Introduction
This article uses a case study from Intel Corporation’s internal new business incubator to illustrate the challenges many large organizations face when trying to scale transformative new business opportunities. The Hawthorne project described within is based on several real projects that the authors had direct involvement with over many years working in the incubator but modified into a single composite project to simplify the narrative and to respect the confidentiality of the actual projects. The opinions expressed in this article are those of the authors alone and do not necessarily reflect the opinions or strategies of Intel Corporation or its worldwide subsidiaries.
The Case Study – Intel’s Hawthorne Project
The new business development group within Intel Corporation® had just spent eight months incubating a new transformational business, codenamed the Hawthorne Project. The team had just completed the incubation part of the innovation process and embraced many of the leading theories for implementing a transformational innovation.
- The internal incubator was an implementation of an ambidextrous organization with unique and independent governance for both the incubator and the new business ventures within.
- The incubator and the project team embraced stage-gated investment and the iterative and agile Lean Startup tactics.
- The Hawthorne team had interviewed potential customers, tested product-market fit, built several minimum viable products to test the market further and get customer feedback, and significantly reduced the uncertainty associated with the product and business model through a series of experiments.
- The use case domain had significant long-term potential but was still emerging. Only a few very small startups were competing to address similar market needs.
The team was excited with the results and was now seeking a significant new funding increase to scale the new business. As the funding meeting closed, the conference room was full of energy; the team was excited about how big an impact the new business could have on the company.

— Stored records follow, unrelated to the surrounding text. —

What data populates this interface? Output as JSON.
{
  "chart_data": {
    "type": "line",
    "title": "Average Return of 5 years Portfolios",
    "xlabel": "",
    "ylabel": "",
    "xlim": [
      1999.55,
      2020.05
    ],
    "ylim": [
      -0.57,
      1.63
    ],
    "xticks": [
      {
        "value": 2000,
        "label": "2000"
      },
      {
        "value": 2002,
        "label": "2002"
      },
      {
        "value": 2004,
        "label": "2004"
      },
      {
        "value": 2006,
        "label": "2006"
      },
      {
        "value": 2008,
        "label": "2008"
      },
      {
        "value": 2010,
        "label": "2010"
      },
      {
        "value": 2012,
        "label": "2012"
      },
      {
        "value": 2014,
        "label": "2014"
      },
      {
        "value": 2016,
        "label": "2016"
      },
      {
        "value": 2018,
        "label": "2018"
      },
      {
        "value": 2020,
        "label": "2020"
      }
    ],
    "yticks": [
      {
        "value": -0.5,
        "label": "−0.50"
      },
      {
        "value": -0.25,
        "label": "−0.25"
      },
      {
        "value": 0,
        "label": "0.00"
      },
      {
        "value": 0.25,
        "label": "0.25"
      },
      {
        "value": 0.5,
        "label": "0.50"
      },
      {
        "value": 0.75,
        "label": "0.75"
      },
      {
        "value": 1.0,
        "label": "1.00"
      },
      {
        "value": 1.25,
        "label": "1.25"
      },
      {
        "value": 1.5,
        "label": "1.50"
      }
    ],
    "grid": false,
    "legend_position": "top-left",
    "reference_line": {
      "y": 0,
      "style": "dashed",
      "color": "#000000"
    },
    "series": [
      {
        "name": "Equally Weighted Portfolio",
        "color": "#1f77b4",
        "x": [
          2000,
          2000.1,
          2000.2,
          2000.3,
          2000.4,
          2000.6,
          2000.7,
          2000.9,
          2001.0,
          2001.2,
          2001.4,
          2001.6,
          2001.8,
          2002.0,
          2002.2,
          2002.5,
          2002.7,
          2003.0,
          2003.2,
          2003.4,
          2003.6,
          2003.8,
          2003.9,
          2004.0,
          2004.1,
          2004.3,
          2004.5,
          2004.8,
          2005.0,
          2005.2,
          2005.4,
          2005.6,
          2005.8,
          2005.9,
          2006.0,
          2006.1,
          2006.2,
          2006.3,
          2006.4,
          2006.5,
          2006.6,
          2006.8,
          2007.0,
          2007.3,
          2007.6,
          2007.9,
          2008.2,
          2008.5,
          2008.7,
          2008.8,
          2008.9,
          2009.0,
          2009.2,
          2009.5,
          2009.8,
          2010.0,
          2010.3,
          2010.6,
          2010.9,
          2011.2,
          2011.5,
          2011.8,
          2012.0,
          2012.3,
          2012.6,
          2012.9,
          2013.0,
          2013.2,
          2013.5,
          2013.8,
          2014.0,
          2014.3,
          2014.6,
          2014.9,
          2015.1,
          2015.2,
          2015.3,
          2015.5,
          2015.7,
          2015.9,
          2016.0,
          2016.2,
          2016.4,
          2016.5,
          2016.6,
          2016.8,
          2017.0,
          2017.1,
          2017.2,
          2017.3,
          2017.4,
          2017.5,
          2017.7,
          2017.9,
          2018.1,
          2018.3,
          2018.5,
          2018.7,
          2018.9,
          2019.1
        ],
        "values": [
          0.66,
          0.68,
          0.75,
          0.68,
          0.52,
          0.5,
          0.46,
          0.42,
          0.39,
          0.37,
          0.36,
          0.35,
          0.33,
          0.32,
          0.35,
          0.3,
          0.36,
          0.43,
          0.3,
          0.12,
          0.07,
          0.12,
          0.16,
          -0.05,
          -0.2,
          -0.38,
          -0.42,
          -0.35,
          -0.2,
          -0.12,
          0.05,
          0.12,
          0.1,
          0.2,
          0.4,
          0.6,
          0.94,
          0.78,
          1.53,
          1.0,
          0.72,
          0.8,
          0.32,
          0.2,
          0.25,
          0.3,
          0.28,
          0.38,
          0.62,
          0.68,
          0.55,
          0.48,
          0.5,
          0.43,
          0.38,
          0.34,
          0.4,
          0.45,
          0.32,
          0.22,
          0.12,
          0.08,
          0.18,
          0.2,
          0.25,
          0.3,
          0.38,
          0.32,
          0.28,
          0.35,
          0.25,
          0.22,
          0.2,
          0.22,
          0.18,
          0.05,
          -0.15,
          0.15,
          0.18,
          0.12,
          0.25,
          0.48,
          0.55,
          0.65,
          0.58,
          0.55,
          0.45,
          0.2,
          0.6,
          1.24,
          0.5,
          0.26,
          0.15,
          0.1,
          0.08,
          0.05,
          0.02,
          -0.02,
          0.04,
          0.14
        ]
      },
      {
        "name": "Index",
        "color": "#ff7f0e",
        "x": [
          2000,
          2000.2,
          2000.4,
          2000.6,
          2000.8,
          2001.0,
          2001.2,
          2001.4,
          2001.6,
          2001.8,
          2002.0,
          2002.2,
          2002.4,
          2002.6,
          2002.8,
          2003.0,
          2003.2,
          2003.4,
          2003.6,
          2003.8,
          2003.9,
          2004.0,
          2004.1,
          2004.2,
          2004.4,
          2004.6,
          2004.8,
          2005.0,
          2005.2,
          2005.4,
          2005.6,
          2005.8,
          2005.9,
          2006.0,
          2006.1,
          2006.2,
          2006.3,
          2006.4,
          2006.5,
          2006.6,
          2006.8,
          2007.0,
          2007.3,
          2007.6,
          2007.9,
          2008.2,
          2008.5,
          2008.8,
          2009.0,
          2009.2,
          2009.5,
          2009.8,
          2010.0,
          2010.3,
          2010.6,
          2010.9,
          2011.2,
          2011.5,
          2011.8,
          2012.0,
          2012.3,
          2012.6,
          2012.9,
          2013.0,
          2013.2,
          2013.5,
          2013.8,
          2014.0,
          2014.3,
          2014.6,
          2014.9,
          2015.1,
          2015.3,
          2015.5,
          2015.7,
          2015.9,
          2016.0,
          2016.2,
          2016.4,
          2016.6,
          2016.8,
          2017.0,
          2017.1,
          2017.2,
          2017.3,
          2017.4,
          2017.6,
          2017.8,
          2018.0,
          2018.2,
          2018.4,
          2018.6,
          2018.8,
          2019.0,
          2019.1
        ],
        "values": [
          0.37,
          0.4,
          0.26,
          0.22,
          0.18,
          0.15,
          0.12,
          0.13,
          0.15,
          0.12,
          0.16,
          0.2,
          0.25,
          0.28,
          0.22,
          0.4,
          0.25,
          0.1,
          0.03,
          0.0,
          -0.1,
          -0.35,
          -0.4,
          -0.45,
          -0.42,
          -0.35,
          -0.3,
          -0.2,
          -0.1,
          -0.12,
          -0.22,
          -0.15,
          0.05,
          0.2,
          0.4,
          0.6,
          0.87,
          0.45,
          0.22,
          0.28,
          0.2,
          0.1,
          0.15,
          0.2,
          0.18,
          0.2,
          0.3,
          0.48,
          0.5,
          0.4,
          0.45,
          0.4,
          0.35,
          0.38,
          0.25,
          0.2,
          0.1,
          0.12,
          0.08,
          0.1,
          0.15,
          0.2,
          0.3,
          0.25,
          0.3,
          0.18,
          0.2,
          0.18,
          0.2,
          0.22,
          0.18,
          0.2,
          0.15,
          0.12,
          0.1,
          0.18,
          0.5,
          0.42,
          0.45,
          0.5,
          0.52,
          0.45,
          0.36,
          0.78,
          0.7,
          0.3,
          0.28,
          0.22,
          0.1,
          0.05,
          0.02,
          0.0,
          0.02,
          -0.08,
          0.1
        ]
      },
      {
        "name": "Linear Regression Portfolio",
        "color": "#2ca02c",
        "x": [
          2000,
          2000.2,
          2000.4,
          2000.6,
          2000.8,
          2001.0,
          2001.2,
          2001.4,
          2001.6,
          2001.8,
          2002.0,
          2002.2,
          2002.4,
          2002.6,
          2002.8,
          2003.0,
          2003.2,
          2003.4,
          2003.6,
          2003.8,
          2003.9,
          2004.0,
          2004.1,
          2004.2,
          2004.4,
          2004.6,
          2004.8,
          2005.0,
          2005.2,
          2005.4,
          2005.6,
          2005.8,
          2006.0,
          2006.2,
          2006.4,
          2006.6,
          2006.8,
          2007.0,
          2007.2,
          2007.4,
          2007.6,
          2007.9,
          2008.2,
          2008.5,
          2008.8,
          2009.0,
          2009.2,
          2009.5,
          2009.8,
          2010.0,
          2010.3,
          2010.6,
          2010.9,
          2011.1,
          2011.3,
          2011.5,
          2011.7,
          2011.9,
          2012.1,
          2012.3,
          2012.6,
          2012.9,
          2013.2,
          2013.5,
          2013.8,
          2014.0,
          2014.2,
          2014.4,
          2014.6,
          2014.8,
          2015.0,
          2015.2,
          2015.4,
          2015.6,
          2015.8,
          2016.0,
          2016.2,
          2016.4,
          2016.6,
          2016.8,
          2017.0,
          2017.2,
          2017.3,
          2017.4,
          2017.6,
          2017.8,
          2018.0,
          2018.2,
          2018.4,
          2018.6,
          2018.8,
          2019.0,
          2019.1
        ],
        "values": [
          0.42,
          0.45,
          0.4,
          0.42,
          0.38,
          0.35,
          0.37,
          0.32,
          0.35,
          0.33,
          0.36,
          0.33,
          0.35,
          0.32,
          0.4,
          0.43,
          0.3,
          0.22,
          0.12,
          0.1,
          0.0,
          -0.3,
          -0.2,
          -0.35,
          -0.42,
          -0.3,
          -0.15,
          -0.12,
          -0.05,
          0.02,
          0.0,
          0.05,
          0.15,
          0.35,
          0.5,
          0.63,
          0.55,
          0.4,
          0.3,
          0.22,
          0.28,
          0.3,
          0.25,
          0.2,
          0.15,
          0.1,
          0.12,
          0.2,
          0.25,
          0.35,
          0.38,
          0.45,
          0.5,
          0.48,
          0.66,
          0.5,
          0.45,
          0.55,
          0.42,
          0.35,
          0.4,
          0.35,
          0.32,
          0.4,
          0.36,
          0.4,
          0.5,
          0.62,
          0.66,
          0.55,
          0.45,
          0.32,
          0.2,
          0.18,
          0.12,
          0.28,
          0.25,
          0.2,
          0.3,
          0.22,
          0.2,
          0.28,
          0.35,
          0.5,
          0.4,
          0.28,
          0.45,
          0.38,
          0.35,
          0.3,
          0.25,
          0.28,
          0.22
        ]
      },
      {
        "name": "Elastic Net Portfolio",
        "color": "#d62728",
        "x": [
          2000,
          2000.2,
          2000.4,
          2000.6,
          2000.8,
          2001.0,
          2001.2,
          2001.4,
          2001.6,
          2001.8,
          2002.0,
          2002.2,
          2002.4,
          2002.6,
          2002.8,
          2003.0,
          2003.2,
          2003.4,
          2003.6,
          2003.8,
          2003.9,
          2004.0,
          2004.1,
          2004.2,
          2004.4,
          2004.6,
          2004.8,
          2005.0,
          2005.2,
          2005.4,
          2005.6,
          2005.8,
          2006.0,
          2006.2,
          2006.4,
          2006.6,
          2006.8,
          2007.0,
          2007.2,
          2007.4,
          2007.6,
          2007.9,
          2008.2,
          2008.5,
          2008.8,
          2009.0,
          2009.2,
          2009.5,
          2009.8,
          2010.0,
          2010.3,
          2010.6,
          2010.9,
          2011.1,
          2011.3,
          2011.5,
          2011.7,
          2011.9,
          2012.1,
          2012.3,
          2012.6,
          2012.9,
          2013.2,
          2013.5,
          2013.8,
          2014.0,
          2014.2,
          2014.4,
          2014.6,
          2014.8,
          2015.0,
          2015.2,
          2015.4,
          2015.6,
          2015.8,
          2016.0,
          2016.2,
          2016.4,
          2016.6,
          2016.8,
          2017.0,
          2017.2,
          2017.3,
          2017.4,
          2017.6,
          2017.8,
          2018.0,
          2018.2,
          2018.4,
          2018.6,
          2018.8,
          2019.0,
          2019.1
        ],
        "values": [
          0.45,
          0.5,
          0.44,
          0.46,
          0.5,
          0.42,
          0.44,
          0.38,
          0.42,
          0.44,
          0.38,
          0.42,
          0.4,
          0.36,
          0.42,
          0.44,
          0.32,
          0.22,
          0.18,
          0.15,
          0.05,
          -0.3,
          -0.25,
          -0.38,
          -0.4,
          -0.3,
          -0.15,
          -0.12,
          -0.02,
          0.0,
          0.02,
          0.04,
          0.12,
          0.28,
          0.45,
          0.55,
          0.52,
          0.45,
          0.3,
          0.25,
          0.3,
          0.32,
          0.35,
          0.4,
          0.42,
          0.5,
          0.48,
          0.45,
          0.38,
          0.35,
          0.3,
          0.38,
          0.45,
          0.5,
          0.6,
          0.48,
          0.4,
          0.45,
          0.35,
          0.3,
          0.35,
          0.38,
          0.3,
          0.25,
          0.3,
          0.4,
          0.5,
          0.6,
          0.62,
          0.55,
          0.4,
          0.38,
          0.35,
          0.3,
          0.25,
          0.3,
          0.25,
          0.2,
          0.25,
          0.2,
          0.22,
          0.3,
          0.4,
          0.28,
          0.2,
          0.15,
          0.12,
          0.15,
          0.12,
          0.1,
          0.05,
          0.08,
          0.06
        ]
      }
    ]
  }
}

The Hawthorne Project felt like the transformational innovation the company had been looking for, and the team was proud of its work. The project had passed all the milestone-based funding hurdles during the incubation period, and the team was on its way to scaling the effort significantly. But the business was doomed to fail. Just eight months later, the Hawthorne team would return to the same room, asking for more time and money, with only a laundry list of excuses for failing to scale the innovation.
Transformative vs. Incremental Innovation
Transformational innovations (see Brown and Anthony, 2011 HBR article for a more expanded definition) continue to be problematic for large corporations. Since 2000, fifty-two percent of the Fortune 500 companies have either gone bankrupt, been acquired, ceased to exist, or dropped out of the Fortune 500. Burgelman and Grove (2007) concluded that the principal reason for the demise of large companies is that they are unable to balance sustaining and transformational innovation efforts. An example of a transformational innovation would be the iPod/iTunes, which offered a new category for Apple and allowed them to enter the music and digital services space. Prior to the introduction of the iPod, Apple’s competencies were based on Apple PC’s integrated hardware and accompanying software. The iPod/iTunes was a transformational innovation for Apple since many elements of its business model required significant changes. In contrast, sustaining or incremental innovations like P&G adding flavors such as cinnamon or wintergreen to their toothpaste rely on their current business model.